The FDA is largely targeting tricloasan, used in liquid soaps, and triclocarban, used in bar and some “deodorant” soaps. The use of these chemicals is associated with endocrine disruption and the rise of antibiotic-resistant bacteria. Animal studies reveal that exposure to high levels of triclosan also disrupts thyroid homeostasis and has an effect on estrogen levels, leading to low sperm count in males and premature puberty in females. More concerning to the millions of Americans using the myriad of products that contain triclosan and triclocarban, the chemicals have also been detected in human breast milk, urine and blood.

While the FDA is not requiring that producers of antibacterial soaps immediately take their products of the market, manufacturers do have to conduct clinical studies showing the long-term health effects of the use of their soaps. If the products prove unsafe, the active ingredients must be removed to remain on the market.

To read more, visit: http://www.examiner.com/article/fda-rules-antibacterial-soaps-must-prove-better-than-plain-soap-and-water

Comments

  1. says

    there is significant research showing that the antimicrobial property continues at very low dilution and does not deteriorate after time as such common things like hydrogen peroxide and chlorine – it effects the environment significantly and i will not use the stuff. Regular soap if fine for me and for heavy duty situations Clorox. Plain warm water in a shower removes 95% of bacteria, adding soap reduces to 99% why more?

    • says

      Indeed, it affects the environment and has toxic side effects in the human body. It has been proven over many years that antibacterial soap is no more effective than washing with plain soap and water…so I agree, why more?

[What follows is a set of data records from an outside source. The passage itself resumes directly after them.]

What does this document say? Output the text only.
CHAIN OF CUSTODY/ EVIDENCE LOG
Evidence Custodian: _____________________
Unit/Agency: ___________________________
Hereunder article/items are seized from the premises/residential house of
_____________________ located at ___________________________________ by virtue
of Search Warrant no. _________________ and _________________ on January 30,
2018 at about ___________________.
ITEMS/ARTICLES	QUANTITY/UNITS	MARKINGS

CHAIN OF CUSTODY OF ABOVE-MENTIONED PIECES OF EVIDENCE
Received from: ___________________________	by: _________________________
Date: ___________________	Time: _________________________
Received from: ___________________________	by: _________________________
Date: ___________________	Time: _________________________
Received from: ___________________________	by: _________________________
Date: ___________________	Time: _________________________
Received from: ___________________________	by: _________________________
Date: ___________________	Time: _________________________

      Thanks for commenting!

  2. says

    It is so scary all these chemicals that are put into the products we use. I’m a firm believer that soap and water and some friction do the trick in killing germs. I’ve never been a fan of antibacterial items, unless one works in a hospital. I’m a big fan of creating a natural resistance through exposure.

    • says

      Bonnie, It is especially scary considering we really don’t know all the long-term side effects of the chemicals in the products we use. Some of my friends who work in hospitals even poo-poo the hand sanitizers placed all over the establishment in favor of a strong hand washing. I’ve written before about the questionable use of hand sanitizer by consumers especially.

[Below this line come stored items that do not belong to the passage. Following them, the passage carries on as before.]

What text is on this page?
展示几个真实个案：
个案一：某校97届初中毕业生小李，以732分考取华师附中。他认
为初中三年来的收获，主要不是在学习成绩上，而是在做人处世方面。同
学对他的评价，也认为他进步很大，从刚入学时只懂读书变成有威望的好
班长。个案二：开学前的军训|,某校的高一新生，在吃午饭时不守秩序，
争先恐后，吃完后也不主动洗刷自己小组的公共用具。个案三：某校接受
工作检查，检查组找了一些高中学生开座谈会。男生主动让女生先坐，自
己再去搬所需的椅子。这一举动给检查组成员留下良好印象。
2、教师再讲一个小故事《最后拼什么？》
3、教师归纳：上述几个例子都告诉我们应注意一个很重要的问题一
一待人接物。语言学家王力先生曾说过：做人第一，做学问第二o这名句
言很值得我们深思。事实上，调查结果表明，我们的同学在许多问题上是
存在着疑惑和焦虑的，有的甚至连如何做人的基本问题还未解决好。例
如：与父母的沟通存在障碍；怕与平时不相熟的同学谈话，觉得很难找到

      “I’m a big fan of creating a natural resistance through exposure.” – Love what you say here, and I totally agree! Thanks for commenting.

  3. whitemist says

    So i must add some things – as a ex (retired) Health Department Chemist, there are very many ways to rid our selves of nasty bacteria in a more civil manner….many cultures wash meats with acids from vinegar or citrus to eliminate (yes i said that word) ALL surface bacteria. Actually doing some testing, i found that good old vinegar was significant in not only killing bacteria of the most hardy kind (MERSA), but preventing its growth. truth – there are bacteria that like acid, but they are not a problem for us generally speaking. We used serious things to kill bacteria in the lab for good reason. I use soap and warm water for my own use…all the time

    • says

      I have to agree that vinegar is *excellent* at killing bacteria. How excellent to hear that it can stop MRSA in its tracks!! I’ll be doing a series on alternatives to toxic cleaners. Would you be open to being a source for me for an article or two?
      Thanks,
      Renée

  4. JSeiderer says

    I’ve never used antibacterial soap. Studies like this just confirm my wariness about it. We use vinegar and water as household cleaner.

    • says

      You were very wise to trust your instincts about antibacterial soap! I need to start using vinegar and water as a cleaner more consistently. Is there a particular type of vinegar you recommend about others?

      • whitemist says

        acids (vinegar, lemon, lime and even orange juices) are great antibacterial agents. Regular soap helps them slide off and the extreme basic nature of soap is also a bactericide! This of course does mean that bacteria are generally not the hardy things they are project to be – yet they do have many forms…health wise we would only be concerned with the ones that live in our comfort zone and the other extremes are not worrisome.